I agree that one should be tested in their original born language. I will have to travel 2 hour or 5 hour drive clinic to see an audiologist who speak the language. I am told I could try a local HA audiologist who speak the language just to do the test. I will try that and see. I think they just don' t know how important it is and might make a difference in how much is understood and properly evaluated. 
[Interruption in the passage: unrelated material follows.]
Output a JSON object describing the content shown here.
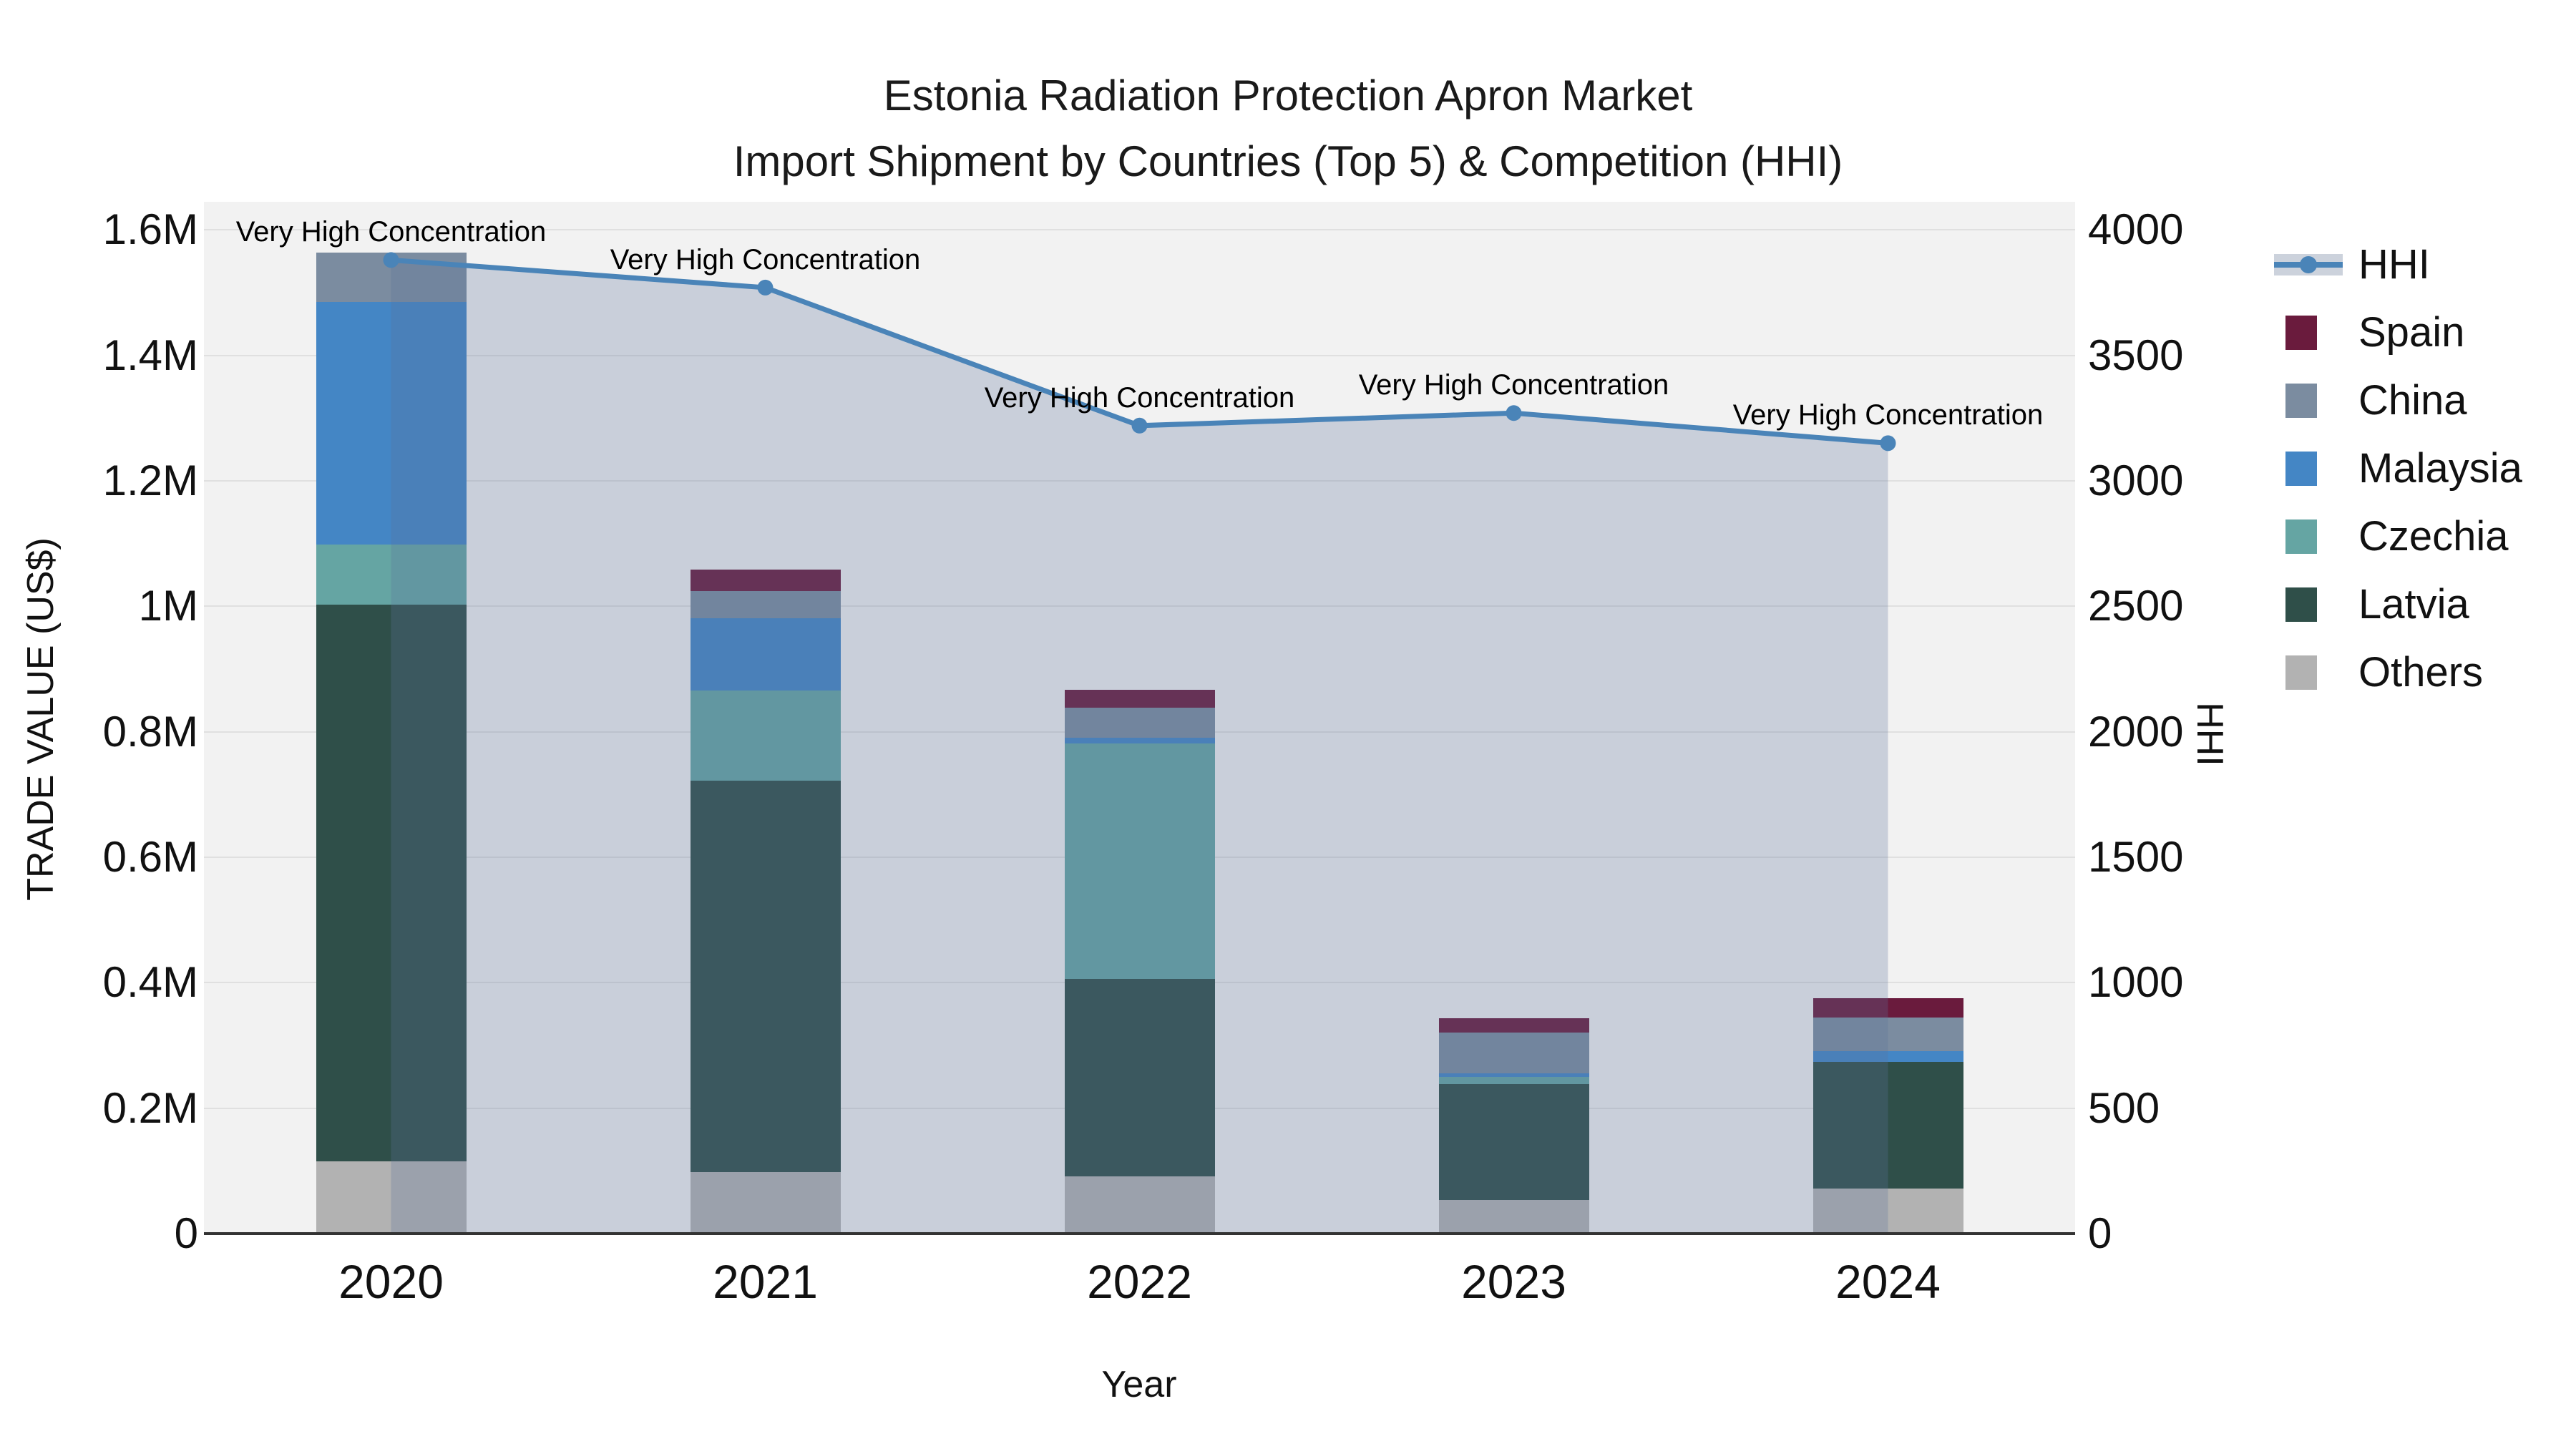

I can commiserate with the annoyance of being tested in a foreign language. I get tested in Finnish, which I am still learning and it's really not going well. The only other option the hospital was offering was some tape with UK English. It flashed faster than I could blink and sounded nothing like the English I usually hear. I asked my SO and he confirmed it was too fast for him as well.

(I generally don't do well with fast speech, but that should be a separate matter)

I do get the argument that I am supposed to hear stuff, and not guess, but... it doesn't necessarily work this way. There are phonemes that don't exist in my native language and I have hard time differentiating them. And native speakers are always going to score better in this test, because they will guess without even trying to do so, that's just how brains work.